After fourteen years of catastrophic Conservative misrule, we need a radical change of direction. Ironically, this can only happen if a mega-landslide gives this moderate Labour a cart-blanche to govern much more ambitiously than they campaign - and if the Right is consigned to electoral irrelevance.
Fourteen years of Tory rule leave Britain smaller, weaker, meaner, more suspicious and more afraid; poorer and more divided. It has worn us down; made us mistrustful of each other and doubly mistrustful of outsiders, anxious about the future and in denial about the past. The Conservative era began with a tack to the centre - a pitch to sensibility and compassion. It ends with a government so toxic, so delusional, with a trail of policies so self-destructive and sadistic there’s barely any ground for far-right extremists left to claim.
And now, after 14 years, we finally, finally get a chance to install in government a party that isn’t congenitally devoted to punching down.
This might feel like a low bar to clear - and perhaps like a backhanded compliment to Labour. This wouldn’t be fair: the manifesto does contain a number of ambitious policies, like the ban on North Sea oil and gas, and its plan to build 1.5 million new homes. The unequivocal pledge to end the nightmarish Rwanda policy is mighty welcome. But Keir Starmer’s approach has long been to court the centre-right voter; to bet on the British electorate’s almost unwavering aversion to sudden changes, to anything that remotely smacks of revolution - even if this meant alienating Labour’s most enthusiastic, driven and imaginative base.
It is ironic, therefore, that the momentum instigated by this cautious, small-c conservative approach is poised to set off nothing less than an electoral revolution.
Because in this election we have a chance to not only swap the vile and inept for the reasonably competent. We have a chance to rewrite the very framework of political debate in Britain - to shift the centre ground of politics completely; to make the Conservatives, already far-right as Nigel Farage, also as marginal.
But this tectonic shift can only be accomplished with a Labour landslide.
We, too, think that Britain needs deeper changes, more ambitious policies, far more committed spending and a far bolder, more generous approach to health, environment and immigration than is outlined in the Labour manifesto. But we also know that Labour merely scraping by will merely entrench its wariness, when ambition is what the country needs.
Labour’s majority on Thursday must be overwhelming precisely so that the party can take risks; so vast that it can afford to lose over half of that majority in the next election, and still keep the Right out of government for at least a decade. A slim majority would make Labour govern as cautiously as it campaigned: it’ll be proof of concept instead of a turn in the road. A hung parliament is not a scenario any pollster is taking seriously. And a Conservative victory, however narrow, does not bear thinking about.

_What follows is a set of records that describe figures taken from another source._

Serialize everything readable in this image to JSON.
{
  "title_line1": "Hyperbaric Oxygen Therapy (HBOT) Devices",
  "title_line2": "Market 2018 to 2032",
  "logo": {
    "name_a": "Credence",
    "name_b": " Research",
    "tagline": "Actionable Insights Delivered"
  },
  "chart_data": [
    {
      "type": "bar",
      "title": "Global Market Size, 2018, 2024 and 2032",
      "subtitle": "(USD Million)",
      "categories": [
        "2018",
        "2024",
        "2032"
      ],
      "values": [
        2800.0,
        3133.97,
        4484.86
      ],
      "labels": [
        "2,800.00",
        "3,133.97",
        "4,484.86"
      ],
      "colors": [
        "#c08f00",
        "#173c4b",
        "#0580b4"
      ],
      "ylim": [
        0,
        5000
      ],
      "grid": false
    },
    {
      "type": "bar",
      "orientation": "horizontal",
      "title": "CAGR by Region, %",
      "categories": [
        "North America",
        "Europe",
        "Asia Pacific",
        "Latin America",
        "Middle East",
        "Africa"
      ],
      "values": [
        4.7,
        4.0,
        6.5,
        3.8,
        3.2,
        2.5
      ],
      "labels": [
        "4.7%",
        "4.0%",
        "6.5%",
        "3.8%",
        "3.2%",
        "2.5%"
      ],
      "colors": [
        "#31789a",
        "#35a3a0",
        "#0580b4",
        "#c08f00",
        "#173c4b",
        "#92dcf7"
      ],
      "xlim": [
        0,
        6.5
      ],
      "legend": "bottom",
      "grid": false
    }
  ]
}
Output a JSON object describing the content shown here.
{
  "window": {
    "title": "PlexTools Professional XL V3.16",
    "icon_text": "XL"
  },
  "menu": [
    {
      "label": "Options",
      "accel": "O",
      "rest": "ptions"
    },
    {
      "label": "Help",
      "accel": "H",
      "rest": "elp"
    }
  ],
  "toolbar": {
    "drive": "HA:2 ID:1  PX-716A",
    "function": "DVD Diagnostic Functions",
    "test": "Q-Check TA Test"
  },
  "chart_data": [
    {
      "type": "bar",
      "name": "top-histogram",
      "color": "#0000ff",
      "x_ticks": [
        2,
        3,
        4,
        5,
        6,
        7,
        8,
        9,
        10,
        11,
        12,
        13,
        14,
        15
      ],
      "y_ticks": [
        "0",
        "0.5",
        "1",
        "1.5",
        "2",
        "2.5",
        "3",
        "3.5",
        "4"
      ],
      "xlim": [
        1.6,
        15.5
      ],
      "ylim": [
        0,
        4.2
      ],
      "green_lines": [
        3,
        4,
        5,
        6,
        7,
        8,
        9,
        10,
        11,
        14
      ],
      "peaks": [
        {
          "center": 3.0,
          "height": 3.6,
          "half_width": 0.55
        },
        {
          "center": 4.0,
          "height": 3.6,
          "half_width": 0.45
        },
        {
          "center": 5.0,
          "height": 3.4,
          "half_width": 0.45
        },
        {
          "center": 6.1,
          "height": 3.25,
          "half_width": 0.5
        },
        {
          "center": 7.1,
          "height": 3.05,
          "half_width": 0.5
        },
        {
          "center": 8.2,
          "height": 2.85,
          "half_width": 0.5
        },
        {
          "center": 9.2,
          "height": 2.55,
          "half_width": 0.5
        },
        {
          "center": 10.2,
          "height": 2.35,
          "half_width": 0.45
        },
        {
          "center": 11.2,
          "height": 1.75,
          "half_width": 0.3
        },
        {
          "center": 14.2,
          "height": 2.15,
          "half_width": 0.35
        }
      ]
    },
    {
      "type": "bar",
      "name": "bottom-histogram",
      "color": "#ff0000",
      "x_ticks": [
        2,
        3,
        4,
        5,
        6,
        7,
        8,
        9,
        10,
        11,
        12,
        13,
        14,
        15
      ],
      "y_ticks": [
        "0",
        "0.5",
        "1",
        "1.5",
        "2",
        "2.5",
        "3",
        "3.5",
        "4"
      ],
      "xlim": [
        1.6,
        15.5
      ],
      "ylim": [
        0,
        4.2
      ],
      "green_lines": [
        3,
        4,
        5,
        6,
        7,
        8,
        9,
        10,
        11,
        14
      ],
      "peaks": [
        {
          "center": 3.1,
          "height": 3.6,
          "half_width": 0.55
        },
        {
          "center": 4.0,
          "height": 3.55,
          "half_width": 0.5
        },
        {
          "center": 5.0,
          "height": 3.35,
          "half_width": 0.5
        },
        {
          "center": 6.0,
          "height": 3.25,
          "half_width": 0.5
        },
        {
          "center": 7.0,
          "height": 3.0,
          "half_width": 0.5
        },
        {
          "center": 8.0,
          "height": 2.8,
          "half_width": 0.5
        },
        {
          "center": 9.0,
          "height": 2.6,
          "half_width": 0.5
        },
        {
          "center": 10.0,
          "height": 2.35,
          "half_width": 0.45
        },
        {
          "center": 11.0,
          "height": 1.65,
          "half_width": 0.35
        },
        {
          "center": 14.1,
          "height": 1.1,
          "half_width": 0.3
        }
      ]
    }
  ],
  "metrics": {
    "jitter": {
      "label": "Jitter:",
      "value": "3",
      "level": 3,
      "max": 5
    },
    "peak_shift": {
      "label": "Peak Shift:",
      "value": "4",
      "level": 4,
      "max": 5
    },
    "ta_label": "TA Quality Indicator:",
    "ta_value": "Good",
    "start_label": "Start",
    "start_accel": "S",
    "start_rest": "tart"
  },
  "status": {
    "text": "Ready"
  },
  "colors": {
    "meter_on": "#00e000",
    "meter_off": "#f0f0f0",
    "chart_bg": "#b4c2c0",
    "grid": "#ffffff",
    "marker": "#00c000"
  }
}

All of which is to say: vote on Thursday. Vote smartly and vote tactically, to get your resident Tory out, or to fend off the strongest right-wing candidate in your constituency. Any seat lost by a Tory is a seat won for Britain; and if Labour is free from credible threat from the Right, but needs to keep up with competition on progressive policy, then all the better.
But if you have doubts, if it is a close call, or if it’s a question of voting Labour or not voting at all, go out on Thursday and vote Labour. We all know how much there is to rebuild - and not just to rebuild, but to build forward, onward, into the decades to come. This project needs to begin somewhere. And the more resounding a defeat we inflict on the Conservatives on Thursday, the more of a head start we will get.